Один из таких жеребят Огранок после немалых, видно, мытарств попал в колхозный табун и превратился в Бурушку. В том, что он, чистокровный скакун, и на самой тяжелой работе показывал себя с лучшей стороны, нет ничего удивительного. Ведь известно, например, что русская борзая собака, хрупкая на вид, изогнутая «крючком», без труда может совладать в единоборстве с матерым волком или с массивным, богатырским на вид догом. Как и русская борзая собака, чистокровная английская лошадь обладает не только резвостью и выносливостью, но и недюжинной физической силой. Но ведь надо же: сколько людей видело Бурушку, и никому в голову не приходило, что он аристократ по крови, вот оно: «Порядок бьет класс!»
Вполне могло бы статься, что и бабку Анилина по матери — Гюрзу, родившуюся перед войной, постигла бы такая же участь. У нее начали болеть глаза от едких испарений в конюшне, потому что навоз вывозили только тогда, когда требовалось утучнить поля удобрениями. Питалась она так скудно, что черная, сопрелая солома с крыш разбитых бомбами и снарядами деревенских изб сходила за лакомство, не упускала и случая «почитать газеты». И ее, как Огранка, могли бы принять за безродную клячу, стала бы она тоже комбикорм да пустые бидоны возить...
К счастью великому, этого не произошло.
Конечно, Анилин не до такой степени был «в беспорядке», как Огранок-Бурушка или Гюрза, однако начкон Валерий Пантелеевич, увидев его после возвращения с гастролей, чуть не заплакал.

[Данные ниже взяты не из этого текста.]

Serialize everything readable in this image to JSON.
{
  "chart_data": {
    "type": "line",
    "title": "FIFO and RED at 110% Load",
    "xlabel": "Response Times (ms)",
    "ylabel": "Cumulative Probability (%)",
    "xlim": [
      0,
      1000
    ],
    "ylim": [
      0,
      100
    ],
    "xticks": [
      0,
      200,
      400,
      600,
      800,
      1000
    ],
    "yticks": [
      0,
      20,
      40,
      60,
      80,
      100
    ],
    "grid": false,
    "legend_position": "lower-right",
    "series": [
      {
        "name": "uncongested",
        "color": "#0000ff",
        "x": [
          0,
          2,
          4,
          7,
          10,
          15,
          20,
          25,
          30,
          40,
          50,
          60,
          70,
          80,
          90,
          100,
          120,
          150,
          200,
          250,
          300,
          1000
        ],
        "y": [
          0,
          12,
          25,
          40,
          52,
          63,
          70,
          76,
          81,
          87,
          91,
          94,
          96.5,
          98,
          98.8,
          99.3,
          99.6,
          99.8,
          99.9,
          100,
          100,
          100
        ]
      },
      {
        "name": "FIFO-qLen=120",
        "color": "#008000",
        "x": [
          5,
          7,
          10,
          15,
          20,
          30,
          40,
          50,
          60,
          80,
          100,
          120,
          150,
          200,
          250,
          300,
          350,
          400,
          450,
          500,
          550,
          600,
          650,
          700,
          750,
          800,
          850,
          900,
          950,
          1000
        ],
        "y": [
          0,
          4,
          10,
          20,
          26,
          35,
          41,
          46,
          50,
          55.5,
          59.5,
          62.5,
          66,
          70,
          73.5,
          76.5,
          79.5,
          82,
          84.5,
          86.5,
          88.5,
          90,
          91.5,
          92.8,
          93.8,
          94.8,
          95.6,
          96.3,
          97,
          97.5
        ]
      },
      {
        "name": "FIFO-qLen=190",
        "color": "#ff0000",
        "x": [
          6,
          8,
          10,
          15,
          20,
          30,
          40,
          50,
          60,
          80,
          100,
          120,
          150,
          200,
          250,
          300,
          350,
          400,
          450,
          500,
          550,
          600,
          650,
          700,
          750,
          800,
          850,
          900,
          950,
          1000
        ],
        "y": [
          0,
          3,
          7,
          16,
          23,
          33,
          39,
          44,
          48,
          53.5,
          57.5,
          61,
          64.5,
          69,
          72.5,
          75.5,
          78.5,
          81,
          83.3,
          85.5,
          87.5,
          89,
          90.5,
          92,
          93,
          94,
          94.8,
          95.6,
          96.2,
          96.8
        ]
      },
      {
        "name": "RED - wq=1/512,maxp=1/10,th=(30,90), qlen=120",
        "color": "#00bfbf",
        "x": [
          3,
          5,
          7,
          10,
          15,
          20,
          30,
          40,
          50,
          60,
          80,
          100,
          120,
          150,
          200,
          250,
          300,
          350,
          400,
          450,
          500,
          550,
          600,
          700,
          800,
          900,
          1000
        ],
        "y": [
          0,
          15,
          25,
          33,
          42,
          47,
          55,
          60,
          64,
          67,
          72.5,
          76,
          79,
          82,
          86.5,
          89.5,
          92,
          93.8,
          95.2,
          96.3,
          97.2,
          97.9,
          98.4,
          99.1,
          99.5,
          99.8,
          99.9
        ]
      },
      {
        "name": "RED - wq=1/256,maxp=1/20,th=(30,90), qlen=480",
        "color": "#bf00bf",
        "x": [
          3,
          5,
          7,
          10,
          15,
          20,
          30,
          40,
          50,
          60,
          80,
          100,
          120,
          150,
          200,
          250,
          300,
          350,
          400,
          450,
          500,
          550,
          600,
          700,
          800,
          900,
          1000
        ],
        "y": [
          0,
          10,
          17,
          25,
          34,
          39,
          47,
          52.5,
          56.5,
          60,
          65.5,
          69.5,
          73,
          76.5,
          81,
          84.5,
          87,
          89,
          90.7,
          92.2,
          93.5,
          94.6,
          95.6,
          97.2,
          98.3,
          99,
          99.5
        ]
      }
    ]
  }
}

Николай не зря тревожился тогда на Московском ипподроме после выигрыша приза имени М. И. Калинина. Он один так остро чувствовал опасность, которая подстерегала Анилина «в других руках»: его главное достоинство — отдатливость—могло стать его бедой, оно и стало ей. Новые тренер и жокей подходили к Анилину с общей меркой и заставляли работать, как и прочих скакунов, не зная, что Анилин выкладывался весь. Потому-то ко времени ответственных стартов в Берлине и Будапеште он и оказался «перетянутым». Был он так плох, что в Будапеште никто из жокеев и садиться на него не хотел—скакал на нем малоопытный ездок Лунев.

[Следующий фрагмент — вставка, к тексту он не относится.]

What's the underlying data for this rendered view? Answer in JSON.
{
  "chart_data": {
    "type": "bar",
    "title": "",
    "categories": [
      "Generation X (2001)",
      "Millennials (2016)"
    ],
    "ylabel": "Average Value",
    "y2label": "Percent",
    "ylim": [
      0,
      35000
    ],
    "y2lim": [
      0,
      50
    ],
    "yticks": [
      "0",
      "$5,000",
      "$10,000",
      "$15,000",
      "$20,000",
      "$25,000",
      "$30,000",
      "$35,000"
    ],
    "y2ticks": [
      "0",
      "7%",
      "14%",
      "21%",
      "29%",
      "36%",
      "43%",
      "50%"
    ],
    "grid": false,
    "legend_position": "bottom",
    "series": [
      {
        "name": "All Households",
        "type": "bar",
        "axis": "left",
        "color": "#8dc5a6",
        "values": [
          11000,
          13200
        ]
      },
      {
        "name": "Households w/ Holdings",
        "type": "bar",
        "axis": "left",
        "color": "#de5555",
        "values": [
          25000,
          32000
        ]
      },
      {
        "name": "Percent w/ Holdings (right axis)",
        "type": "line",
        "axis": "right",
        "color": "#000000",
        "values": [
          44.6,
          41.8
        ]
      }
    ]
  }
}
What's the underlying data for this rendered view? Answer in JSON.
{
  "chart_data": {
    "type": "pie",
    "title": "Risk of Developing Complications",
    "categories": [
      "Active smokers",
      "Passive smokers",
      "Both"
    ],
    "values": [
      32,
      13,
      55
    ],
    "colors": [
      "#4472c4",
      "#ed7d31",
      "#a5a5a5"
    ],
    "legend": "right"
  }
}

Но понятие порядка — временное, и нет такой лошади, которая бы не спотыкалась. Николай в январе 1964 года поставил Анилина под первым номером (вторым шел Мурманск) в записке на приз Европы. Но многие специалисты и на заводе, и в Министерстве сельского хозяйства поторопились напрочь сбросить Анилина со счетов — его не хотели больше пускать не только за границу, но даже и на Московский ипподром.
Как же должен был верить в особую, исключительную одаренность лошади Николай, чтобы снова, как и год назад, вести неравную тяжбу! Он опять не дал своего любимца в обиду, и Анилин отблагодарил его сторицей.